Bill Addresses HealthCare.gov Privacy IssueWould Give Consumers More Control Over Profile Data
The Healthcare Consumer Privacy Act, H.R. 5610, introduced last week by Rep. Robert Hurt, R-Va. and Rep. John Barrow D-Ga., proposes that the Affordable Care Act, commonly known as Obamacare, be amended to allow consumers to remove their profiles on HealthCare.gov if they choose not to enroll in coverage offered on federally facilitated exchanges.
HealthCare.gov facilitates the online health insurance exchanges for more than 30 states under the Affordable Care Act, more commonly known as Obamacare. The website and its systems were plagued by serious technical issues for many weeks after HealthCare.gov launched for open enrollment on Oct. 1. 2013. Since then, HealthCare.gov has been the subject of multiple Congressional hearings, including some that focused on data security and privacy issues.
The proposed legislation comes in the wake of Department of Health and Human Services officials on Sept. 4 revealing a July hacking incident involving malware uploaded on a HealthCare.gov test server. The malware was designed to launch a distributed-denial-of-service attack against other websites when activated and not designed to exfiltrate personally identifiable information, HHS officials say. No consumer data was exposed in the incident, according to HHS (see HealthCare.Gov Server Hacked).
Power to the People
Hurt tells Information Security Media Group that he decided to introduce the bill after a constituent contacted his office to express concern over the fact that he was unable to delete his profile from HealthCare.gov. "Even though [the constituent] ultimately decided not to sign up for healthcare coverage, he still could not remove his profile from the site," he says. "We followed up with HHS and reiterated his request, but we were also told applicants could delete applications but could not remove all of their information from the system."
After hearing of similar complaints from other consumers, "we continued to press HHS for answers but received no justification for this policy. It became clear that legislative action would be necessary to ensure that Americans can protect their personal information," Hurt says.
Neither Barrow nor HHS' Centers for Medicare and Medicaid Services, which oversees HealthCare.gov, responded to ISMG's request for comment on the proposed legislation.
Both Hurt and Barrow are running for re-election to Congress in the November mid-term elections.
The bill, which has been referred to the House Committee on Energy and Commerce, calls on HHS "to create a mechanism that enables individuals to delete their profile and all of the associated personal information retained in the HealthCare.gov system," Hurt says.
Watch Dog Scrutiny
In addition to the recent hacking incident involving the HealthCare.gov test server, Hurt notes that the Government Accountability Office in September released a study detailing several privacy and security risks at the site's launch, almost a full year ago, that had not yet been fixed. "The GAO reported that there are still serious risks of unauthorized access, disclosure, and modification to all information collected and maintained by this website," he says.
In testimony before a Sept. 18 House Committee on Oversight and Government Reform hearing, CMS Administrator Marilyn Tavenner said CMS would carry out 22 technical and six executive action recommendations by GAO for addressing HealthCare.gov security weaknesses. She said those recommendations, which include end-to-end security testing of HealthCare.gov, would be carried out before the next open enrollment period for the Affordable Care Act launches on Nov. 15 (see HealthCare.gov Security Fixes Promised).
That GAO security study was followed by a report released by the HHS Office of Inspector general that gave a mixed review of HealthCare.gov security and highlighted one "critical vulnerability" that CMS says has since been addressed (see OIG Finds HealthCare.gov Vulnerability).
The proposed privacy amendment to allow consumers to delete their profiles on HealthCare.gov is technically feasible for implementation, if policymakers choose to support it, says Curt Kwak, the former CIO at the Washington state insurance exchange for Obamacare.
"Data and record retention is a critical component in healthcare, from HIPAA and legal perspectives," says Kwak, who in July joined Seattle, Wash.-based surgical practice, Proliance Surgeons, as its CIO. "Technically, anything can be done to align with the policy, including addition and deletion of data, as well as archival and recovery," he says.
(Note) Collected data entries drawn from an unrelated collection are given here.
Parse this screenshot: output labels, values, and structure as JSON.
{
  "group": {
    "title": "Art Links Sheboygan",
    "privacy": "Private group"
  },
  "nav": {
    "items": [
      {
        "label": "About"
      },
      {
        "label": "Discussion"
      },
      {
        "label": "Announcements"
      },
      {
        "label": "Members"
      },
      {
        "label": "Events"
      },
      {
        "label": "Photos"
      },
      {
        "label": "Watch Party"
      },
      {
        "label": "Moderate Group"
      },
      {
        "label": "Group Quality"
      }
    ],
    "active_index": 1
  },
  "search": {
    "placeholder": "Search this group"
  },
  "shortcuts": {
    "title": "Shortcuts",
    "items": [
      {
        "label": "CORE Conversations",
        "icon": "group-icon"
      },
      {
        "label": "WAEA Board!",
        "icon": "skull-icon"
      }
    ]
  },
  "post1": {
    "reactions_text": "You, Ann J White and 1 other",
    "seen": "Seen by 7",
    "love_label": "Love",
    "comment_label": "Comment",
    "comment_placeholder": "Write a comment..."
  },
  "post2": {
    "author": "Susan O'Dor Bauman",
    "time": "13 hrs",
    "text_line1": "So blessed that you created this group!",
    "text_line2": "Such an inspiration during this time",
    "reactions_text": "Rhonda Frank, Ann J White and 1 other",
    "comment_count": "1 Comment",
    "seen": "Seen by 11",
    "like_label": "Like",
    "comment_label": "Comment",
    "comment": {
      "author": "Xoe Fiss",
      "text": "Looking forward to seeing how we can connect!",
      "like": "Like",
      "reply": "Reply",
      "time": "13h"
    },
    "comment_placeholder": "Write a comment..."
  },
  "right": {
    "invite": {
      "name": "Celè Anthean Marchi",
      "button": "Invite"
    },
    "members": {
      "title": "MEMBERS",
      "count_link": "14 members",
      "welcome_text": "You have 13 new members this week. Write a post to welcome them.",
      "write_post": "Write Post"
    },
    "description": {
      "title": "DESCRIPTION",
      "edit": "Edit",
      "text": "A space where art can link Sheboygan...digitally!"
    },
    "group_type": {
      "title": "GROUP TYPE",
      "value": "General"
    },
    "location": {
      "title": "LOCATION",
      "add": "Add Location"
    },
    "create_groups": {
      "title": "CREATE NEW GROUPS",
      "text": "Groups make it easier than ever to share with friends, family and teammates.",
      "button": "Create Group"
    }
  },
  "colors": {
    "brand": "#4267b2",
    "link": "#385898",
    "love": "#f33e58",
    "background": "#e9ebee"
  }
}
"As an example, the Washington exchange had a process of 'deactivating' accounts in the system after 90 days of inactivity. This was in place to clean out the system from bogus accounts or test accounts, he says. "However, this is also related to the policy of the organization. Once deactivated, the organization can make a decision to permanently delete the account and all associated records, or just keep things deactivated," he adds, noting that his comments are "based on my experiences from my previous role at the [Washington state] exchange and may or may not be aligned with their current state." Kwak served as CIO at the Washington Health Benefit Exchange for two years, including during its inaugural open enrollment season last year.
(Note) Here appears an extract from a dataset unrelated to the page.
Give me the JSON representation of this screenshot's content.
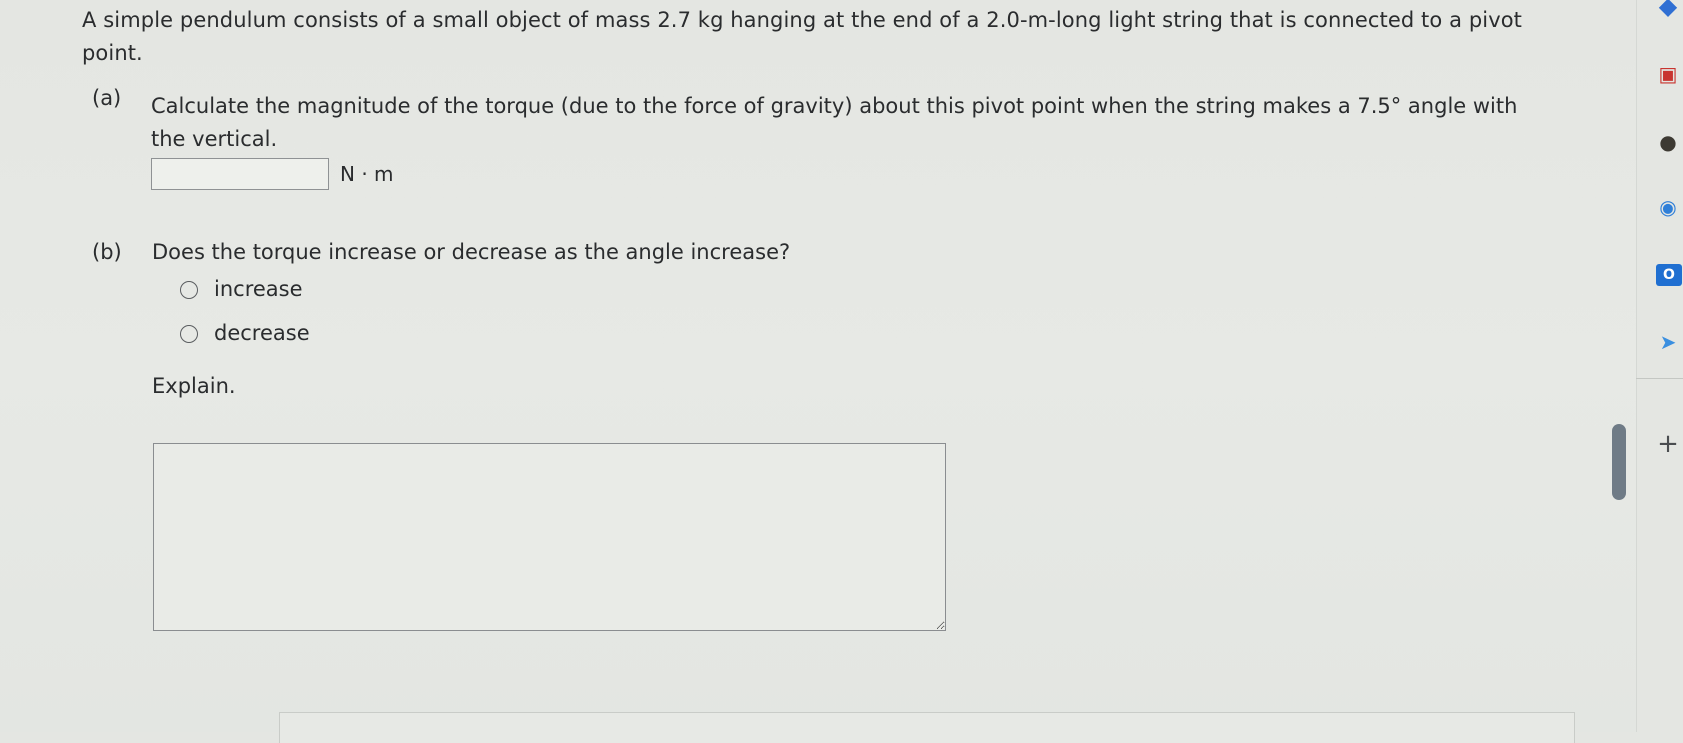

Regarding other ways that consumers can get better assurance about the privacy of personal data entered onto the Obamacare websites, Kwak says consumer education around how the data will be used would be helpful. "There needs to be trust that the data will be used to deliver the service that they expect and also that the data in the system are safe and in trusted hands, per design and also per requirements from CMS and other federal agencies."